The wired standard for data transfer may have leapt light years forward at CES, where Intel revealed additional development of its Light Peak technology during a Thursday keynote. The new high-speed optical cable technology was initially revealed in San Francisco at September’s Intel Developer Forum.
According to Intel, “Light Peak is the code-name for a new high-speed optical cable technology designed to connect your electronic devices to each other. Light Peak delivers high bandwidth starting at 10Gb/s with the potential ability to scale to 100Gb/s over the next decade. At 10Gb/s, you could transfer a full-length Blu-Ray movie in less than 30 seconds. Optical technology also allows for smaller connectors and longer, thinner, and more flexible cables than currently possible.
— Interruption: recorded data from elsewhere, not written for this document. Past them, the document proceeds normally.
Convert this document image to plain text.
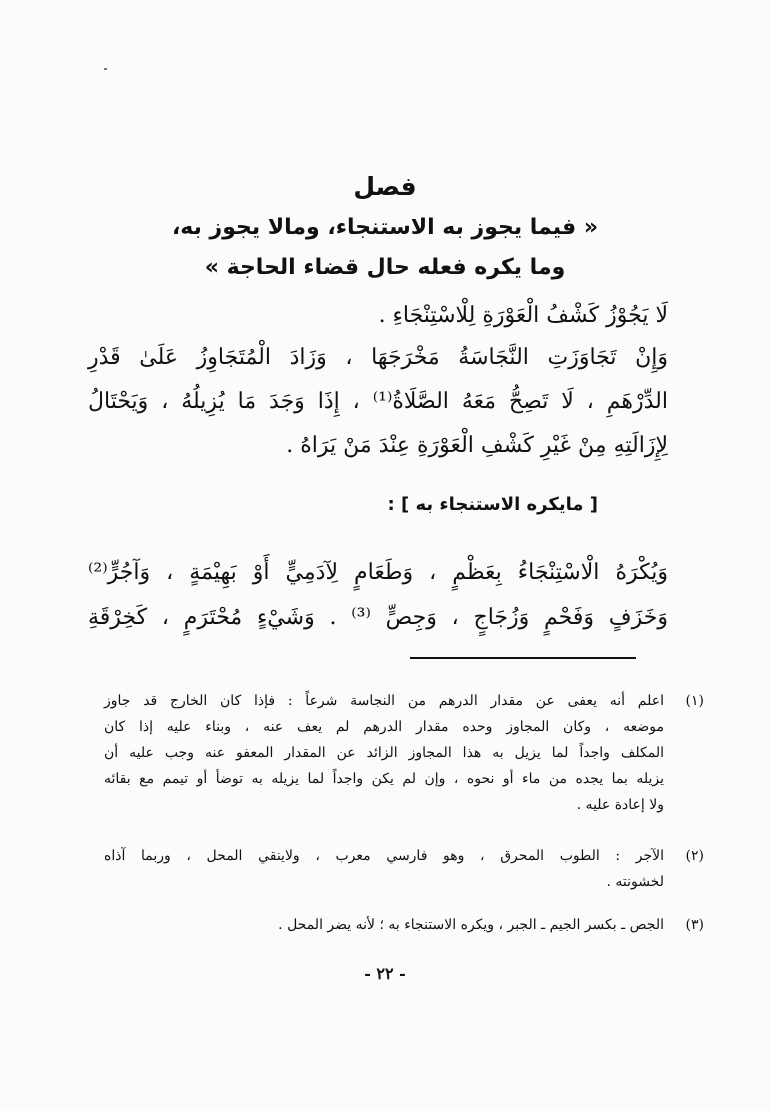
فصل
« فيما يجوز به الاستنجاء، ومالا يجوز به،
وما يكره فعله حال قضاء الحاجة »
لَا يَجُوْزُ كَشْفُ الْعَوْرَةِ لِلْاسْتِنْجَاءِ .
وَإِنْ تَجَاوَزَتِ النَّجَاسَةُ مَخْرَجَهَا ، وَزَادَ الْمُتَجَاوِزُ عَلَىٰ قَدْرِ
الدِّرْهَمِ ، لَا تَصِحُّ مَعَهُ الصَّلَاةُ⁽¹⁾ ، إِذَا وَجَدَ مَا يُزِيلُهُ ، وَيَحْتَالُ
لِإِزَالَتِهِ مِنْ غَيْرِ كَشْفِ الْعَوْرَةِ عِنْدَ مَنْ يَرَاهُ .
[ مايكره الاستنجاء به ] :
وَيُكْرَهُ الْاسْتِنْجَاءُ بِعَظْمٍ ، وَطَعَامٍ لِآدَمِيٍّ أَوْ بَهِيْمَةٍ ، وَآجُرٍّ⁽²⁾
وَخَزَفٍ وَفَحْمٍ وَزُجَاجٍ ، وَجِصٍّ ⁽³⁾ . وَشَيْءٍ مُحْتَرَمٍ ، كَخِرْقَةِ
(١)
اعلم أنه يعفى عن مقدار الدرهم من النجاسة شرعاً : فإذا كان الخارج قد جاوز
موضعه ، وكان المجاوز وحده مقدار الدرهم لم يعف عنه ، وبناء عليه إذا كان
المكلف واجداً لما يزيل به هذا المجاوز الزائد عن المقدار المعفو عنه وجب عليه أن
يزيله بما يجده من ماء أو نحوه ، وإن لم يكن واجداً لما يزيله به توضأ أو تيمم مع بقائه
ولا إعادة عليه .
(٢)
الآجر : الطوب المحرق ، وهو فارسي معرب ، ولاينقي المحل ، وربما آذاه
لخشونته .
(٣)
الجص ـ بكسر الجيم ـ الجبر ، ويكره الاستنجاء به ؛ لأنه يضر المحل .
- ٢٢ -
Light Peak also has the ability to run multiple protocols simultaneously over a single cable, enabling the technology to connect devices such as peripherals, displays, disk drives, docking stations, and more.”
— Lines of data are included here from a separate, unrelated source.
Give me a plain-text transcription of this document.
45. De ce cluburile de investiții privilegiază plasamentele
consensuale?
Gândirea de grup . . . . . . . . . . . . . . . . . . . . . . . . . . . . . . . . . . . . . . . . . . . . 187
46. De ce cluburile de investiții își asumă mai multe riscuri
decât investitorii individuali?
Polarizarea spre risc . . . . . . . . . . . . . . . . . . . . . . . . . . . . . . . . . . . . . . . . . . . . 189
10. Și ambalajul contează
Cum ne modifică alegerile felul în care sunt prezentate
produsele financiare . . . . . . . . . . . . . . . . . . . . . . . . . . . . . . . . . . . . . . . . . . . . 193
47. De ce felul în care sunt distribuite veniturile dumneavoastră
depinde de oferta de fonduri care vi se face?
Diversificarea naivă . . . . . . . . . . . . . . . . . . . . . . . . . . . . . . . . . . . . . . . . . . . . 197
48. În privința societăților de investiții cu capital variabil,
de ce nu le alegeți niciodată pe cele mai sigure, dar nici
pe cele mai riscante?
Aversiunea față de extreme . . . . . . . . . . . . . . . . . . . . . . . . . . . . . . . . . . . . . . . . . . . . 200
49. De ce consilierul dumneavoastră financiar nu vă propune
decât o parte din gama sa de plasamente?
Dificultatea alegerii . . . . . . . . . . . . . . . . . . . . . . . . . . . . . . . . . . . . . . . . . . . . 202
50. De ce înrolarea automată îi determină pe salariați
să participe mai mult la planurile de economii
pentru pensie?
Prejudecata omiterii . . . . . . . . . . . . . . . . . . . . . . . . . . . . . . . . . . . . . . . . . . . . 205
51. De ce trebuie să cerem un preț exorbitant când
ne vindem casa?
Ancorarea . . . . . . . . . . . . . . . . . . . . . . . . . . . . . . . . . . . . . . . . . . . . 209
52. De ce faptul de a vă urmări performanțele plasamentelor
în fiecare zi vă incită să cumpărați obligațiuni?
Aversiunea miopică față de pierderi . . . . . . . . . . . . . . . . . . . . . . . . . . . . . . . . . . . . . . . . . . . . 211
The demo we saw at CES featured two HD movies streaming simultaneously through the same wire. “Right now there are many wires connecting each device,” explained Robert Siegle, a member of Intel’s Optical IO team. “The idea is that this one wire will replace the many.”
Standardization is taking place now, with industry protocols and products expected to roll out from 2012 to 2013. There are two issues – copper reaching its practical limits and an increase in the number of devices people want to attach to their computers, Siegel told us.
Though the prototype device on display at the Intel booth involved running Light Peak through a PCI connection, it will more likely be integrated directly onto motherboards (though that will all play out as part of the standardization process).
As you saw from our post about HDBaseT and this one, the game is definitely on for the next generation of high-bandwidth, easy-connect wiring.